Erland Dahlen: Clocks

You can tell Clocks is a drummer's record. Built from the ground up, Erland Dahlen's forty-minute album presents a percussive panorama that supplements the customary kit (antique drums from the 1930s, it turns out) with gongs, xylophone, drum machine, bells, and frame, steel, and slit drums. But, perhaps recognizing the limited reach a percussion-only album might have, Dahlen works a melodic dimension into the album by adding musical saw, guitar, keyboards, mellotron, bowed instruments, electronics, and vocals to the mix; indicative of the adventurous sensibility in play, sounds of knives and forks and marbles rolling on a plate also find their way into the album.
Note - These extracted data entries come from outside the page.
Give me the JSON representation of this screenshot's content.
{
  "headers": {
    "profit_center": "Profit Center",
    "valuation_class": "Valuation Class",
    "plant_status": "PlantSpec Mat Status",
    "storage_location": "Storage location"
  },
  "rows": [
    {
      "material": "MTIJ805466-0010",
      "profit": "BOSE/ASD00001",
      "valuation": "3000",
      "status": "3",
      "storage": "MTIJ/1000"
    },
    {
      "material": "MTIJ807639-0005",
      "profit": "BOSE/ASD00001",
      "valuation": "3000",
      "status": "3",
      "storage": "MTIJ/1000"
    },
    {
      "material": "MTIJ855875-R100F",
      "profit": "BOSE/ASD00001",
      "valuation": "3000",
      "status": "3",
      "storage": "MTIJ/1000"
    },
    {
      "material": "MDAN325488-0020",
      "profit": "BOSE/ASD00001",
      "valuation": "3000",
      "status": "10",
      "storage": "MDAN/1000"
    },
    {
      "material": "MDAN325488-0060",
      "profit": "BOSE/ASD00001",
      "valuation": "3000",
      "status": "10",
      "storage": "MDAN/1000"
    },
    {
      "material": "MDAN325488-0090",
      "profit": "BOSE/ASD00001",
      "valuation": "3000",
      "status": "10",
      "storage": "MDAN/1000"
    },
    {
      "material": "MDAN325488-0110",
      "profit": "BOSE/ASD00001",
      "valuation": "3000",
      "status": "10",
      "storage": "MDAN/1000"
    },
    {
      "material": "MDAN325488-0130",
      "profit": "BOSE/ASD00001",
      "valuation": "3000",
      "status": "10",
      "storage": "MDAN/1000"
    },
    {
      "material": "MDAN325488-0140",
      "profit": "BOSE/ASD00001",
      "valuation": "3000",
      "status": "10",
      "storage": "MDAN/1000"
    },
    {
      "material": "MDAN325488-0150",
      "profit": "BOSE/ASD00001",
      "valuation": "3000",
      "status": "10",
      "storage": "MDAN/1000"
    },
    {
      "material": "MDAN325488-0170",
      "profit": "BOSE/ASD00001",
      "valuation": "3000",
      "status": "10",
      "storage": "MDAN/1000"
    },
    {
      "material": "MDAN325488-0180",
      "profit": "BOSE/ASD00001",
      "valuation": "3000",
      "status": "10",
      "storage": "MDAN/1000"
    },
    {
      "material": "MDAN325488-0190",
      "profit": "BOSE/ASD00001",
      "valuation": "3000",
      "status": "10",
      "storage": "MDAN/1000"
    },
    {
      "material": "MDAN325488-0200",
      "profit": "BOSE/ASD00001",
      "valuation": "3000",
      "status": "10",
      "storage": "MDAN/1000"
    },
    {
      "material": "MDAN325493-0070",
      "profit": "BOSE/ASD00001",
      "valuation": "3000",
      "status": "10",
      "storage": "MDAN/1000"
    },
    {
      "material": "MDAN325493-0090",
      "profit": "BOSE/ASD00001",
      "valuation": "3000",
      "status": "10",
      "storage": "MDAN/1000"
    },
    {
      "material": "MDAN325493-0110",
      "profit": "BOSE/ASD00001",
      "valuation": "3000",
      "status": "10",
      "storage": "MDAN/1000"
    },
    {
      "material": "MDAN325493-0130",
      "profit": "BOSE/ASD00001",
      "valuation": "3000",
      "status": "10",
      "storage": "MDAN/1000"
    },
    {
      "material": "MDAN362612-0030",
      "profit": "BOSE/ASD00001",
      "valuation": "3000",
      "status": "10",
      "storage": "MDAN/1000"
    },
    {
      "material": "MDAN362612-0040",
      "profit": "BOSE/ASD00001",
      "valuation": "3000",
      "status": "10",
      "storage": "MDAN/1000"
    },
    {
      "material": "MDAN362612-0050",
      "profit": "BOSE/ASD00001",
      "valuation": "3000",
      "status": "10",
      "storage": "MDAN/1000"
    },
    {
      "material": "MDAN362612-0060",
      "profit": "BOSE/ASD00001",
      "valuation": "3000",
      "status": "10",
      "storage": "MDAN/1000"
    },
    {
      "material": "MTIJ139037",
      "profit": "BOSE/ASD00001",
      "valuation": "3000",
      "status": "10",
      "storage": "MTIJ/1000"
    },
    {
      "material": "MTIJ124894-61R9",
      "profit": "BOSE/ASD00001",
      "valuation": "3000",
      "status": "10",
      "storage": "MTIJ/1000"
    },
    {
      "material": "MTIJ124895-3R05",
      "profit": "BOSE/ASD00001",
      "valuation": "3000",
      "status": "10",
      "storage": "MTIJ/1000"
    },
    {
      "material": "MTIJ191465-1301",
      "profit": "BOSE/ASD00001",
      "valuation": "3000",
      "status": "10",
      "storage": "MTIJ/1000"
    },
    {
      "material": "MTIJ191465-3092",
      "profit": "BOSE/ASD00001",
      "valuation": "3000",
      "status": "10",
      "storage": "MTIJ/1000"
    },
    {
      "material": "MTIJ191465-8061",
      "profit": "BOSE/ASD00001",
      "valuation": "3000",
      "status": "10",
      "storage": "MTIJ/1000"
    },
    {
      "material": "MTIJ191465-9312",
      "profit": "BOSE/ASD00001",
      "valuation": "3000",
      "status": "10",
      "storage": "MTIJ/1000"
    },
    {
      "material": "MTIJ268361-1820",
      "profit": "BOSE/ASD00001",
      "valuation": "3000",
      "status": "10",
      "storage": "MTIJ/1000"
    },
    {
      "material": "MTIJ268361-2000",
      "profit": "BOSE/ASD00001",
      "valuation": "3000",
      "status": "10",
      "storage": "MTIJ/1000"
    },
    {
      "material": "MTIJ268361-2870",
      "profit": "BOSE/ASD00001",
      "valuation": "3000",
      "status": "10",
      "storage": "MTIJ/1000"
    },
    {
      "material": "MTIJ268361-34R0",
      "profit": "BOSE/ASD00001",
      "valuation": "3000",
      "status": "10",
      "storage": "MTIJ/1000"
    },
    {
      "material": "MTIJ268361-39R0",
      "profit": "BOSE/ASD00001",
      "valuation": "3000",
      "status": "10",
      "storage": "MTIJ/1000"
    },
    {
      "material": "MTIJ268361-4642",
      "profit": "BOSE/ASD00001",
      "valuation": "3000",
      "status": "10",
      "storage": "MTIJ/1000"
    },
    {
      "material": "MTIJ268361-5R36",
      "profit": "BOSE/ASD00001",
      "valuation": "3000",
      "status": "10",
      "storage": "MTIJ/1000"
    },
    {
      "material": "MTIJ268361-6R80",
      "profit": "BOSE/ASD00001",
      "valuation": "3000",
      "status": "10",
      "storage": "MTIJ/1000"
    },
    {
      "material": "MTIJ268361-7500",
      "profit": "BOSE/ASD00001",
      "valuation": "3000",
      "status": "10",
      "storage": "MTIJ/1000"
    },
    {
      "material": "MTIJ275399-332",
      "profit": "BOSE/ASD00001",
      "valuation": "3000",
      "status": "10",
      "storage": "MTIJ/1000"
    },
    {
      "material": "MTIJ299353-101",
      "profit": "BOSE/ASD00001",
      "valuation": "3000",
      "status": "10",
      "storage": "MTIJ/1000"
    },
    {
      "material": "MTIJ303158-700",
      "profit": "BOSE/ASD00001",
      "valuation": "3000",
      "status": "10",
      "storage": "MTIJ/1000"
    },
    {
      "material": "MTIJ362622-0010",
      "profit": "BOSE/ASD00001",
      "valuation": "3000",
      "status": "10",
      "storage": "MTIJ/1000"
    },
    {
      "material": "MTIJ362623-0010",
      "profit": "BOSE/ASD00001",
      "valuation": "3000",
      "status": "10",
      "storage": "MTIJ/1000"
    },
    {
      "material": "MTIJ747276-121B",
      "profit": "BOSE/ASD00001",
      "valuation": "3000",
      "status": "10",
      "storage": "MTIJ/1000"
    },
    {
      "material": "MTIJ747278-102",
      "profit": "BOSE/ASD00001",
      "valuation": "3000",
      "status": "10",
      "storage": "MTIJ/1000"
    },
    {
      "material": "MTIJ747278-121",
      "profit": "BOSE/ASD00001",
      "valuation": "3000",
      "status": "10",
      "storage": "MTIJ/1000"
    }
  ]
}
The result is an ultra-dense soundfield where separations between rhythmic and melodic elements largely collapse.

It swings, too, something the opening title cut makes clear in no short order. In this powerful scene-setter, earthy rhythms more indebted to Africa than traditional jazz or post-rock establish a firm foundation over which a thick cloud of fuzz-toned guitars, steel drums, and bells accumulates until the high-pitched warble of the saw emerges midway through. Slowing things to a ponderous level, “Bear” plods without losing any of the album's heft and muscularity in the process; if anything, the curdling tempo allows the bells, guitar, and musical saw details to be slightly more audible in the mix. The subsequent “Lizard,” presented in a remix version by Hallvard W. Hagen, dials things down further, and consequently Dahlen's bells and synthesizers stand out even more vividly.

Four of the six tracks push past the seven-minute mark, granting them ample space and time to build them into opaque epics, and adding to the material's spirited tone is an occasional vocal, such as the one wailing alongside the feverishly rambunctious base Dahlen fashions for “Ship.” Reference is made in the accompanying press text to the respective scores Antonio Sanchez and Stewart Copeland produced for Birdman and Rumblefish, and while connections can be drawn between those recordings and Clocks, a better point of reference for Dahlen might be Jon Mueller, a percussionist similarly bold in sound and vision. No matter: Clocks makes a strong enough case on its own terms, especially when its energized wall-of-sound pulls one so readily into its vortex.